Enfants à la crèche / E. Ronjat.- Paris : Hachette, 1899. (Gallica bnf.fr / Bibliothèque nationale et universitaire de Strasbourg)
Guerres scolaires

Journal pour rire.- 23 février 1850 (Arenval)

Almanach Rimmel 1878.- Lithographie en couleur.- (Collection Dutailly, Ville de Chaumont, A1238)

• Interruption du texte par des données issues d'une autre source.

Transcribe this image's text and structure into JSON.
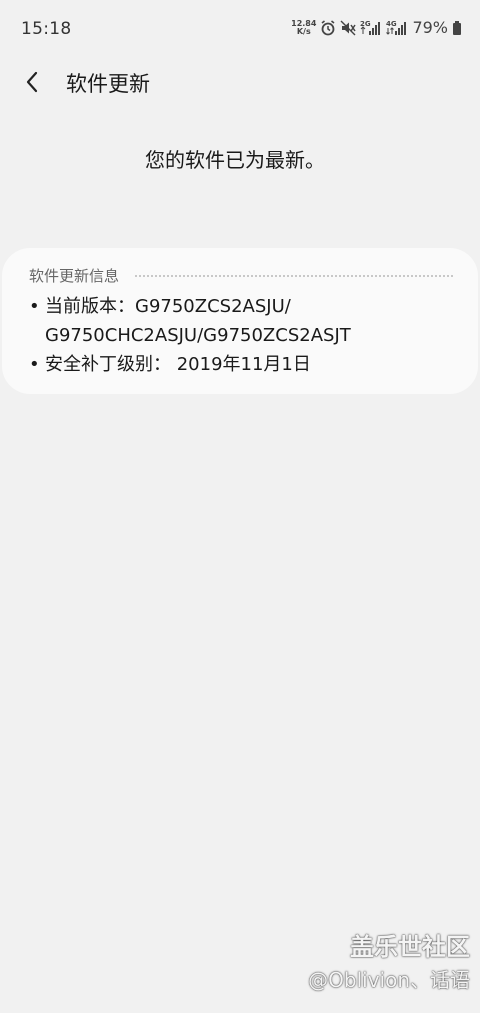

Les débats portaient sur des sujets très divers, comme le travail enfantin, le traitement des jeunes déviants ou la manière d’allaiter les bébés. Des discussions animées alimentaient la mise en place progressive des salles d’asile — futures écoles maternelles — et des crèches. Mais c’est surtout la question scolaire qui cristallisa l’attention durant plusieurs décennies. La loi Guizot de 1833 fut un compromis, car, tout en imposant à chaque commune de créer une école primaire, elle institutionnalisait la liberté d’enseignement, c’est à dire la possibilité, pour quiconque en possédait le titre requis, d’ouvrir une école. La Constitution de 1848 donnait raison aux républicains en instituant les principes d’obligation, de gratuité et de laïcité scolaire. Pas pour longtemps : en 1850, la bourgeoisie libérale se rapprochait du clergé et faisait voter la loi Falloux qui revenait sur la loi Carnot et qui rétablissait la liberté d’enseignement en donnant une large place à l’enseignement confessionnel. En 1870, nombreux furent ceux qui faisaient le rapprochement entre la défaite de la France et la faiblesse de ses institutions scolaires. Il faudra attendre la Troisième république pour que les lois Ferry instaurent la gratuité, l’obligation et la laïcité de l’enseignement primaire.